There is another little thing that might be helpful or related to what you are doing ..
#define SHARED_DATA int id;
typedef union base_t {
SHARED_DATA;
window_t win;
list_t list;
button_t button;
}
typedef struct window_t {
SHARED_DATA;
int something;
void* blah;
}
typedef struct window_t {
SHARED_DATA;
int size;
}
typedef struct button_t {
SHARED_DATA;
int clicked;
}
Now you can put the shared properties into SHARED_DATA and handle the different types via the "superclass" packed into the union.. You could use SHARED_DATA to store just a 'class identifier' or store a pointer.. Either way it turned out handy for generic handling of event types for me at some point. Hope i'm not going too much off-topic with this
I know this is an old question, but in my view there is more that can be said and some of the other answers are incorrect.
Firstly, this cast:
(struct Base *)ptr
... is allowed, but only if the alignment requirements are met. On many compilers your two structures will have the same alignment requirements, and it's easy to verify in any case. If you get past this hurdle, the next is that the result of the cast is mostly unspecified - that is, there's no requirement in the C standard that the pointer once cast still refers to the same object (only after casting it back to the original type will it necessarily do so).
However, in practice, compilers for common systems usually make the result of a pointer cast refer to the same object.
(Pointer casts are covered in section 6.3.2.3 of both the C99 standard and the more recent C11 standard. The rules are essentially the same in both, I believe).

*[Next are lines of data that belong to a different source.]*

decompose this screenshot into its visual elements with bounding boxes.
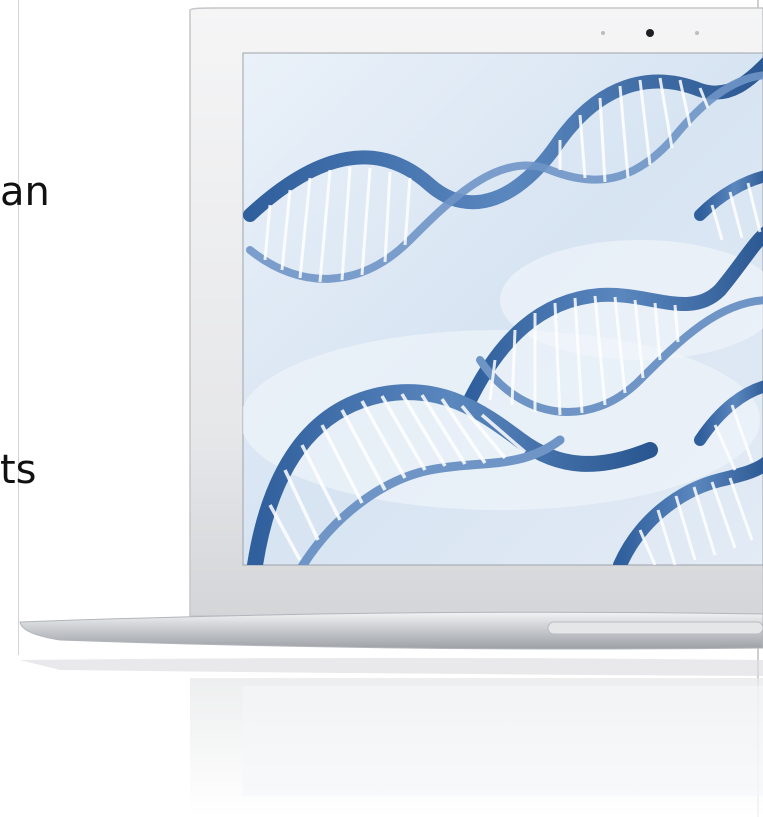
laptop-hinge [547,621,763,635]
base-reflection [20,658,763,676]
camera-icon [646,29,654,37]
screen-reflection [243,686,763,796]
sensor-dot-left [601,31,605,35]
sensor-dot-right [695,31,699,35]
laptop-illustration [19,7,763,817]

Finally, you've got the so called "strict aliasing" rules to contend with (C99/C11 6.5 paragraph 7); basically, you are not allowed to access an object of one type via a pointer of another type (with certain exceptions, which don't apply in your example). See "What is the strict-aliasing rule?", or for a very in-depth discussion, read my blog post on the subject.
In conclusion, what you attempt in your code is not guaranteed to work. It might be guaranteed to always work with certain compilers (and with certain compiler options), and it might work by chance with many compilers, but it certainly invokes undefined behavior according to the C language standard.
What you could do instead is this:
*((int *)ptr) = 1;
... I.e. since you know that the first member of the structure is an int, you just cast directly to int, which bypasses the aliasing problem since both types of struct do in fact contain an int at this address. You are relying on knowing the struct layout that the compiler will use and you are still relying on the non-standard semantics of pointer casting, but in practice this is significantly less likely you give you problems.
The great/bad thing about C is that you can cast just about anything -- the problem is, it might not work. :) However, in your case, it will*, since you have two structs whose first members are both of the same type; see this program for an example. Now, if struct derived had a different type as its first element -- for example, char *bar -- then no, you'd get weird behavior.
* I should qualitfy that with "almost always", I suppose; there're a lot of different C compilers out there, so some may have different behavior. However, I know it'll work in GCC.